DexJoCo: First High‑Difficulty Benchmark with 11 Dexterous Manipulation Tasks Covering Four Core Abilities
DexJoCo, a new MuJoCo‑based benchmark from the Chinese Academy of Sciences, introduces 11 complex dexterous‑hand tasks spanning tool use, bimanual collaboration, long‑horizon execution, and reasoning, and reveals that even state‑of‑the‑art robot learning models still struggle with reliable fine‑grained manipulation.
Recent advances in robot foundation models and dexterous‑hand hardware have shifted robotic manipulation from simple grasping toward complex functional interactions, raising the question of how to systematically evaluate true dexterous capabilities. Existing benchmarks focus on arm‑gripper pick‑and‑place tasks and cannot assess tool use, bimanual coordination, long‑range execution, or fine‑grained interaction.

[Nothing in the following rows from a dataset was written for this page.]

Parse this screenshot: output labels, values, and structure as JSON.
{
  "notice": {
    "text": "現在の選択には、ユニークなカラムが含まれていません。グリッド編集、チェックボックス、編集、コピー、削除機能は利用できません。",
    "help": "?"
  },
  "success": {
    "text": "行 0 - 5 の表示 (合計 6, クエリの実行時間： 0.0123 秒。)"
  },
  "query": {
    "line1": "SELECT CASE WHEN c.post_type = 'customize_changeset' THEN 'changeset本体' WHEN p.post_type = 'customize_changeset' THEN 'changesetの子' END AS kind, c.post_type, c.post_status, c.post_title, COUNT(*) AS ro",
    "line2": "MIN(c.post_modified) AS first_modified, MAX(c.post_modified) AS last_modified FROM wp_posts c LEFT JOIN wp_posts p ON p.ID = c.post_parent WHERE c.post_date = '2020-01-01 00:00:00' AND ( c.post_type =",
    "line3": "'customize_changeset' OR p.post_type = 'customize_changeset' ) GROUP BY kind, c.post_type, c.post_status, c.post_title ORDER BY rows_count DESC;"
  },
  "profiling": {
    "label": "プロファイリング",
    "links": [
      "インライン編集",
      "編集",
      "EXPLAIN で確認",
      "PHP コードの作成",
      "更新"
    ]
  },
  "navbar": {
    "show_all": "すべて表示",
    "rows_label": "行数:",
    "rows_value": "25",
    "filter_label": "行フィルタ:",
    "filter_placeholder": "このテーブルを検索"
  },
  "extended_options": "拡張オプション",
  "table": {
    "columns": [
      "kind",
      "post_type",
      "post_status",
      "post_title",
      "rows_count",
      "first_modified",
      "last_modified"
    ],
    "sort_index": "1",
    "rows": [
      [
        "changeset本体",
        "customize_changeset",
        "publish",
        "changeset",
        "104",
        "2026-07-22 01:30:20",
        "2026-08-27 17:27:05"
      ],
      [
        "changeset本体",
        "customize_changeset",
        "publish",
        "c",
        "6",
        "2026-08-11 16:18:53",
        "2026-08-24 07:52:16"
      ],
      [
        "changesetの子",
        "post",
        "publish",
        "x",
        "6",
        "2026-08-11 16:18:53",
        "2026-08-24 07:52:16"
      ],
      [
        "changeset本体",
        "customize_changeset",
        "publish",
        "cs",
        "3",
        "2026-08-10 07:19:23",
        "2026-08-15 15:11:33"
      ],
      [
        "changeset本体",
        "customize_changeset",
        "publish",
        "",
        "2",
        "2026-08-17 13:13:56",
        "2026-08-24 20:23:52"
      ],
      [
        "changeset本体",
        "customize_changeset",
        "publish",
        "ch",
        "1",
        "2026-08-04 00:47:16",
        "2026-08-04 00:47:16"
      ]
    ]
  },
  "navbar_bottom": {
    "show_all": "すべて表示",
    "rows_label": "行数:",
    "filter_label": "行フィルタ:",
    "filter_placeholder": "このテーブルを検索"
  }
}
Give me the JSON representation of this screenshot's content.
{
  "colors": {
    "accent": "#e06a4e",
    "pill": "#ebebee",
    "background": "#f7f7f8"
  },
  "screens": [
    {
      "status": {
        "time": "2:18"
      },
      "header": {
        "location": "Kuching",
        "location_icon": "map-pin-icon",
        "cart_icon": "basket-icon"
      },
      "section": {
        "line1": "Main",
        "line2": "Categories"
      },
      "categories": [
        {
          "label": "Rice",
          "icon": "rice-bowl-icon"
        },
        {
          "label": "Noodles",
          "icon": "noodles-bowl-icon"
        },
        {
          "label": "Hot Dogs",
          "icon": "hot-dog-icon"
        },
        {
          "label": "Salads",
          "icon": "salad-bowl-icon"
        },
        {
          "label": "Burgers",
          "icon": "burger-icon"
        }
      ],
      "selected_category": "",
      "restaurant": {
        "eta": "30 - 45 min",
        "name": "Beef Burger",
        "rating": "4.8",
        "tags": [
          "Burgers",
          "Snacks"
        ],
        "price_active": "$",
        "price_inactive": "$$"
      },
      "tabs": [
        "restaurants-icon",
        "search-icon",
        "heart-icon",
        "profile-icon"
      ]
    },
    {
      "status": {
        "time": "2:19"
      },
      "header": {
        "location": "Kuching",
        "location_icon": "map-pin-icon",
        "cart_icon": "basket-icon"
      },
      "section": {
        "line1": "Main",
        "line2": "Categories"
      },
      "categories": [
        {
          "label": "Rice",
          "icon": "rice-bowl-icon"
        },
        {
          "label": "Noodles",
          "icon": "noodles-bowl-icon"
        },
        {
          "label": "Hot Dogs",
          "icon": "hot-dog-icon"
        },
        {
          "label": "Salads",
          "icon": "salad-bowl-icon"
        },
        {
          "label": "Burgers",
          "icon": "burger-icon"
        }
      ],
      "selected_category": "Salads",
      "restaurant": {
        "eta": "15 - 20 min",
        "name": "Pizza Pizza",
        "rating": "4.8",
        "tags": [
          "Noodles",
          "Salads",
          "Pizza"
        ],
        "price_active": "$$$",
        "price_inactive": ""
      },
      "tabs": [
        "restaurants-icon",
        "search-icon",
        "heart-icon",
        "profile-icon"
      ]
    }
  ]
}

To address this gap, the Institute of Automation of the Chinese Academy of Sciences introduced DexJoCo, a MuJoCo‑based benchmark and toolkit for task‑oriented dexterous manipulation. DexJoCo defines 11 functional tasks that cover four core ability dimensions:
Tool use – e.g., watering a plant, hammering a nail, storing glasses, operating a mouse.
Bimanual collaboration – e.g., assembling with two hands, unlocking a tablet, taking a photo.
Long‑horizon execution – e.g., opening a microwave, placing food, closing the door and starting it.
Reasoning – e.g., solving a Tower of Hanoi step or entering a password based on a language instruction.
Unlike traditional pick‑and‑place benchmarks, DexJoCo emphasizes functional interaction, finger‑level control, task‑sequence understanding, and two‑hand coordination, enabling researchers to probe the limits of dexterous hands in realistic scenarios.
The benchmark provides a complete workflow: task construction → human tele‑operation → trajectory collection → data format conversion → model training → policy evaluation. Human demonstrations are captured with Rokoko Smartgloves for finger motion, HTC Vive Tracker and Base Station for wrist tracking, and a remapping module that transfers human hand motions to an Allegro Hand. The hardware setup costs roughly $2,300, lowering the barrier for collecting high‑quality dexterous data.
Collected data (≈1.1 K human tele‑operation trajectories) can be exported to common formats such as LeRobot and Diffusion‑Policy Zarr, allowing direct training and evaluation of models like ACT, Diffusion Policy, π₀.5, and GR00T‑N1.5.
Evaluation on DexJoCo shows that even the most advanced robot learning strategies still face significant challenges. Experiments reveal a drop in success rates when visual conditions (camera angle, lighting, table texture) change, and frequent failures in bimanual, insertion, and button‑pressing tasks. Models often succeed at initial grasping but become unstable during fine interaction steps such as precise button pressing, accurate hole insertion, or sustained tool handling, and they may lose the task sequence in long‑horizon scenarios.
These results indicate a substantial gap between current robot policies and stable, reliable human‑level dexterous manipulation, highlighting the need for better unified modeling of vision, language, touch, and high‑dimensional hand actions.
DexJoCo’s broader goal is not to produce a leaderboard but to offer a standardized, reproducible, and extensible platform that helps the community answer key questions: where do dexterous hands truly outperform simple grippers, can current VLA models handle high‑dimensional hand spaces, what data‑capture methods best support dexterous tasks, and how should task design drive progress toward human‑level robot operation.